In spite of that friendship, the two first played together in a formal sense only a few years ago, as part of Yo La Tengo’s annual Hanukkah series of concerts in New York in 2019. That led to them doing a residency together a few months later. Gunn believes it was based on those performances that the Newport organizers invited them to play this year’s folk festival.

Gunn says Tyler is a different player than he is, which he attributes to the Nashvillian’s “whole history in country music” — one of the things that attracted him to Tyler’s playing. “I was more exploratory, playing a lot of improvised concerts. But his country influence was very, very interesting to me. I didn’t necessarily know how to play in that style, but I gravitated towards his playing in that respect.”

He describes Tyler’s music as having a panoramic character that he also strives to achieve. “It’s very technical, but it’s also extremely wide open.” He also thinks that Tyler can jump into any musical situation that’s thrown at him. He characterizes what results when they perform together: “It’s not so much of a push-and-pull sort of situation where you’re thinking, ‘Oh, what’s going to come of this? Let’s take this journey and see.’ It’s more of a heightened version of myself, if that makes sense. I think that we both kind of lend that to each other.”

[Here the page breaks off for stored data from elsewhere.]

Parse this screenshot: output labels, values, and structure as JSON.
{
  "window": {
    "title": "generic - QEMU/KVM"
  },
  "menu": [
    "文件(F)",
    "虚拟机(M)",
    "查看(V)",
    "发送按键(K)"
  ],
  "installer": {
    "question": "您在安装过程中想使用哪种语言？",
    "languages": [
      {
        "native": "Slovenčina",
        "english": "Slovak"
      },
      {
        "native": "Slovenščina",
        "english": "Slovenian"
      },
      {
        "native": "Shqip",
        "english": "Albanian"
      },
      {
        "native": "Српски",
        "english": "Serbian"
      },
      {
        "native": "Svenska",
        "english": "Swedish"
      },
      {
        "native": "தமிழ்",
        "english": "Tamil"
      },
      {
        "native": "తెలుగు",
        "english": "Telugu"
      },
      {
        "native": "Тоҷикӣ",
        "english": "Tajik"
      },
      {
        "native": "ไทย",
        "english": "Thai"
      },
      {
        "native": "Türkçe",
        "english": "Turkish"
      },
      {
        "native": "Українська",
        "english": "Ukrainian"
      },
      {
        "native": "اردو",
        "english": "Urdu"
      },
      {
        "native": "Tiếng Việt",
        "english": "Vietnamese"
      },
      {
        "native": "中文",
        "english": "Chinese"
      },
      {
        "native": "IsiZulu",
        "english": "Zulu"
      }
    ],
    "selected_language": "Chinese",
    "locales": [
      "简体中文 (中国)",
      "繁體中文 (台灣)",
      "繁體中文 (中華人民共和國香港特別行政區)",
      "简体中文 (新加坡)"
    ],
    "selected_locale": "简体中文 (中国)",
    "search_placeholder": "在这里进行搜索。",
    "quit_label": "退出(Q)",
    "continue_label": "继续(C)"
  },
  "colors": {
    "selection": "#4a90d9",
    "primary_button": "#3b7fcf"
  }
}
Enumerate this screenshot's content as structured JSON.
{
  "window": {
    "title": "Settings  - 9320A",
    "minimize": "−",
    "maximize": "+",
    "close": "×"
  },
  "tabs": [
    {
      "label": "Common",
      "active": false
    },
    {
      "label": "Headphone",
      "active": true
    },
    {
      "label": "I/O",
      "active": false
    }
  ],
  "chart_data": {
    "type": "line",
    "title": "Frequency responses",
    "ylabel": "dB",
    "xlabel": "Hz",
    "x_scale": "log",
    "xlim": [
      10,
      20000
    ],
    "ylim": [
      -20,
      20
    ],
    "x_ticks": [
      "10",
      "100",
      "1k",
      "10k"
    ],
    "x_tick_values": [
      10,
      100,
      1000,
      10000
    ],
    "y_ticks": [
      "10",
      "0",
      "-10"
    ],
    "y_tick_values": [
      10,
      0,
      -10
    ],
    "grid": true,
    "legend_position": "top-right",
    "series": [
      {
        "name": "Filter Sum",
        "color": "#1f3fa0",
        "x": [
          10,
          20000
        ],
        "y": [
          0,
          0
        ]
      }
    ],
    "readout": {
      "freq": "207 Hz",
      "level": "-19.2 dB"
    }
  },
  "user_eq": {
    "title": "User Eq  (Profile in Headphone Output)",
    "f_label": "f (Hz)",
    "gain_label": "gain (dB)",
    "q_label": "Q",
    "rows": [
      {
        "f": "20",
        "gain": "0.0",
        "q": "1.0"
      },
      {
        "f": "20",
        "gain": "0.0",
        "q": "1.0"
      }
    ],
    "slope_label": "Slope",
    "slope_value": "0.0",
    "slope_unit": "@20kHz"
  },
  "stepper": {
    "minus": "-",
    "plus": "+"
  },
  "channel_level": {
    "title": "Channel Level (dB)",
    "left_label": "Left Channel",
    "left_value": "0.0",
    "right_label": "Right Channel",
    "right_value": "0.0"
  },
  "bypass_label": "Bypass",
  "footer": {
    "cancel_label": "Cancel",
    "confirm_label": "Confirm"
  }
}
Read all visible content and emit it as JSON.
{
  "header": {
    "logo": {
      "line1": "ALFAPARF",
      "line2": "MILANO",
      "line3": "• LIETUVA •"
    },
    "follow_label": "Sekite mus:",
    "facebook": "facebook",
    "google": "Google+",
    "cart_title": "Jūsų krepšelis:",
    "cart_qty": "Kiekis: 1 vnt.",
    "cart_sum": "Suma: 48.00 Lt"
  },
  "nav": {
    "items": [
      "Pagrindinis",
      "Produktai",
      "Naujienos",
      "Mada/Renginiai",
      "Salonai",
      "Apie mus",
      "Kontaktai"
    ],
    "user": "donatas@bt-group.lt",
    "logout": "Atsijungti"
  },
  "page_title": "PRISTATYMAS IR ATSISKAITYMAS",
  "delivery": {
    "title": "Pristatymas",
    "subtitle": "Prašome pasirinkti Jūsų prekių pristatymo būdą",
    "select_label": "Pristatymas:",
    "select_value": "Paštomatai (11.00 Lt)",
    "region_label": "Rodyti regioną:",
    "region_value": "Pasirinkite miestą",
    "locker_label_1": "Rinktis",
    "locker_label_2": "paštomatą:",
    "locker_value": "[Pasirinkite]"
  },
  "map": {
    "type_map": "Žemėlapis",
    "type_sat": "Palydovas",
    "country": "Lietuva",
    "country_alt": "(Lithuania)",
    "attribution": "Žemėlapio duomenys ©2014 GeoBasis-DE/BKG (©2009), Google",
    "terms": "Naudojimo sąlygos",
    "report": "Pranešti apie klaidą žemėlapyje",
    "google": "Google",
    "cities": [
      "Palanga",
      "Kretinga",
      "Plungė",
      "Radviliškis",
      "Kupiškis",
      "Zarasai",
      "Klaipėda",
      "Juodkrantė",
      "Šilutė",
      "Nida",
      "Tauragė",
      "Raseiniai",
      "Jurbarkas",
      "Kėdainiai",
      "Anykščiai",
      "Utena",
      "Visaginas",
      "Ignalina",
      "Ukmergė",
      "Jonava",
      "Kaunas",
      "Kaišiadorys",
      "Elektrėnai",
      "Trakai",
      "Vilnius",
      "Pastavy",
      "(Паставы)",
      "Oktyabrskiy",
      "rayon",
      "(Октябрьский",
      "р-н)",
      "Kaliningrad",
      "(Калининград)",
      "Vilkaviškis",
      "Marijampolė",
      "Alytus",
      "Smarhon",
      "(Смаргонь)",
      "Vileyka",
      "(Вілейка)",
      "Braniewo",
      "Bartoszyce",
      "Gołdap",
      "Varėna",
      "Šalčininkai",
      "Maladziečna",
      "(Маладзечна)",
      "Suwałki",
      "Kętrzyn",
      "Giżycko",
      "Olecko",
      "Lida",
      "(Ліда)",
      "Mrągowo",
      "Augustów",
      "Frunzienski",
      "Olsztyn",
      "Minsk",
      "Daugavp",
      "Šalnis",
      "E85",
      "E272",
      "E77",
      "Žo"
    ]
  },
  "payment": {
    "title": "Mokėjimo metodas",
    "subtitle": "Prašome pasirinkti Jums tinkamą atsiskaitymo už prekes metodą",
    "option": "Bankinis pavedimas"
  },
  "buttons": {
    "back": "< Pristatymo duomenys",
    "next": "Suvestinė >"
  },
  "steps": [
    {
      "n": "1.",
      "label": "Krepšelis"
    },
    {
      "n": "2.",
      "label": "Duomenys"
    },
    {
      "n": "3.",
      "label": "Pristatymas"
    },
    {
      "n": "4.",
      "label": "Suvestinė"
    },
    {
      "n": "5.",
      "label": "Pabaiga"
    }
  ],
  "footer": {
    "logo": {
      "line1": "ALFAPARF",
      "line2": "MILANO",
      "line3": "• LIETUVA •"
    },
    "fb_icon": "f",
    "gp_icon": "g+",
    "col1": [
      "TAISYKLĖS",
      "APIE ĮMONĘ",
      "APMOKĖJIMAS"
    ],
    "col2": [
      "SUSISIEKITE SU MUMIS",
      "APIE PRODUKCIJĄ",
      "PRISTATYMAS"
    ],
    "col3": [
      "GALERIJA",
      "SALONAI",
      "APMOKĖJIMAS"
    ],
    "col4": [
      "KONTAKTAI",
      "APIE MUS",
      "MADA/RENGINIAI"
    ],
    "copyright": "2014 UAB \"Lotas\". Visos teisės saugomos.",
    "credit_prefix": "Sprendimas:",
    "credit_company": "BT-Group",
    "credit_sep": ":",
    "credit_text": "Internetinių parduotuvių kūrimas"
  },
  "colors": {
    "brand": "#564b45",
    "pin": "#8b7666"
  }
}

The set they’re planning for the festival includes some new songs from Tyler, material from a new album that Gunn has coming out in August, some covers, and other musical forays as well. Whether the two will also collaborate on new material to present at the festival is yet to be determined. “We have a few ideas,” Gunn says. It will be just the two of them onstage for a mostly acoustic set.

This will be the first time that either has played at Newport, and Gunn says he and Tyler have both dreamed of having that chance for a long time. The stature of the festival and the wider path it has been carving in recent years have some resonance for him; he points to “the history of it, and the fact that it’s still going and still relevant, and that they’ve been inviting peers of ours and people we know.”

Now he’ll make his debut there with a musician he considers both a friend and a peer. “I’m a great admirer of William,” he says. “I’m really grateful to have friends who just inspire me all the time, and William is definitely one of those. So I’m particularly excited to play Newport with him.”